Le meilleur album pop de tous les temps est paru en 2003, au Japon (pouvait-il en être autrement ?), pays musicalement fêlé, contrée de tous les excès sonores, visuels, culturels, pornographiques, gustatifs, olfactifs… Son auteure ? Ringo Shiina. Une demoiselle d’à peine 25 ans, véritable ouragan musical sur 2 pattes, artiste totale qui compose/produit ses disques et qui maîtrise une multitude d’instruments, chanteuse « à la pomme » (le pseudo « Ringo », qui signifie « pomme » en japonais vient du fait qu’elle rougissait de gêne face à son public à ses débuts… mais faisant aussi référence à son Beatle préféré, ce cher mr. Starr si souvent mésestimé !) qui puise ses influences autant chez Édith Piaf que chez Nirvana, figure de proue du renouveau pop nippon survenu à la fin des années 90.

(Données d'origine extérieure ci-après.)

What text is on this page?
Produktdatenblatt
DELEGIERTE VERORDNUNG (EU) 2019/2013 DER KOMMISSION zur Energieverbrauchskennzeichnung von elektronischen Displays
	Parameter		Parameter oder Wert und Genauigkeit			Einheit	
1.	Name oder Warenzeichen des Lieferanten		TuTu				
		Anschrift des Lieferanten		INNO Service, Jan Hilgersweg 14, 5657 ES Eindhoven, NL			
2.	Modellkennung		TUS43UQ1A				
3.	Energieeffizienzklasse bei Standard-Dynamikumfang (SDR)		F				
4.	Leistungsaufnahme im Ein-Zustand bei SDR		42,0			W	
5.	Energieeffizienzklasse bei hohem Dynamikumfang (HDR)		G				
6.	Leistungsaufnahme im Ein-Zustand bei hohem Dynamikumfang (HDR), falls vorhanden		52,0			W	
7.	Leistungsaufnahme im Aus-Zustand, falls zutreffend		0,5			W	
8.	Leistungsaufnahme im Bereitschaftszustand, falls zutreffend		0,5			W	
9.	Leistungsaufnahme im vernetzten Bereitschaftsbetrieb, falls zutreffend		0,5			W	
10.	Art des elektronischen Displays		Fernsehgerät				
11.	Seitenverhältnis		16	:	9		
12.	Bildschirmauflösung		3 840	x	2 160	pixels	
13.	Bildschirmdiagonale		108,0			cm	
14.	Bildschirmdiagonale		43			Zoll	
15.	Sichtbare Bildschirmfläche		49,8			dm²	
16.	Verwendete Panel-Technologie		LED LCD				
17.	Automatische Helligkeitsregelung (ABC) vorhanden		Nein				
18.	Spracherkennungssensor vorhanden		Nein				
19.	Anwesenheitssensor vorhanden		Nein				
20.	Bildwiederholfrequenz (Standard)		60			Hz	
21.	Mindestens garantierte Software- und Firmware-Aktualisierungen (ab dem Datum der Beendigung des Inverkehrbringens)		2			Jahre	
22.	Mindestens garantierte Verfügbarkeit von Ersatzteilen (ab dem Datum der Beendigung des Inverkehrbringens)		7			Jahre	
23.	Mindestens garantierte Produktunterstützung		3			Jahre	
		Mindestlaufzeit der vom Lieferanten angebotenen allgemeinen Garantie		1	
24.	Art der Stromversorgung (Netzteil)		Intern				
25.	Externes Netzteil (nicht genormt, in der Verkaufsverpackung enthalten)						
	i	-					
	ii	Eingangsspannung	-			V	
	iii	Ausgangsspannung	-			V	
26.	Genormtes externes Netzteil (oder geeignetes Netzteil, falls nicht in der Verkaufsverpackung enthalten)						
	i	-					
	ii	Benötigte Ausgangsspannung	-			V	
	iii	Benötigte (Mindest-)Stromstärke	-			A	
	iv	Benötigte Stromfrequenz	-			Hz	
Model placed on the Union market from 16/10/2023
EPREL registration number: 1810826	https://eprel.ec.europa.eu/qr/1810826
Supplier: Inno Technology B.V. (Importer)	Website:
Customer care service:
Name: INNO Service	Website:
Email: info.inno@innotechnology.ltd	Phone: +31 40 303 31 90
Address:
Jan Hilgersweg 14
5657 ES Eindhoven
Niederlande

La jeune ado irrévérencieuse avait étonné en l’an 2000 avec son 2ème opus discographique, « Shōso Strip », déjà résolument à part dans la scène J-Pop du moment et proposant des morceaux tous plus éclectiques les uns que les autres ; d’authentiques tornades pop multicolores aux milles et une saveurs acidulées, avec toutes leurs guitares rugissantes et leurs cordes orchestrales délirantes lâchées sur nos tympans ravis, oscillant entre Grunge, Jazz, Trip-Hop et musique classique. Cet album, oeuvre de jeunesse vertigineuse à souhait, était déjà un monument en soi. Pour faire une comparaison un tantinet plus occidentale, c’était un peu son « OK Computer » à elle. Mais quand « Karuki Zamen Kuri no Hana » (la chaux, le sperme et la fleur de châtaignier… quel titre !) débarque dans les bacs trois ans plus tard, la Shiina n’est plus du tout la même personne. Dans le laps de temps séparant les deux albums, elle s’est marié, a donné naissance à son fils, a divorcé… L’ingénue fillette est devenue femme. Il y a de l’expansion aussi du côté de ses influences… Elle qui s’enivrait uniquement des musiques de l’ouest s’est réconciliée avec son pays natal et apporte une ribambelle d’instruments japonais traditionnels dans le nouveau paysage sonore aveuglant qu’elle va peindre ici (et ce, sans perdre néanmoins sa faramineuse Gibson colorée). Cela a beau être cliché de dire cela en parlant de musique mais ce troisième album est l’album de la maturité artistique pour Shiina. Et pour ramener Radiohead dans l’équation métaphorique, c’est un « Kid A » qu’elle nous pond là ; un gros pied-de-nez fou fou fou à un public médusé (elle en vendra d’ailleurs trois fois moins).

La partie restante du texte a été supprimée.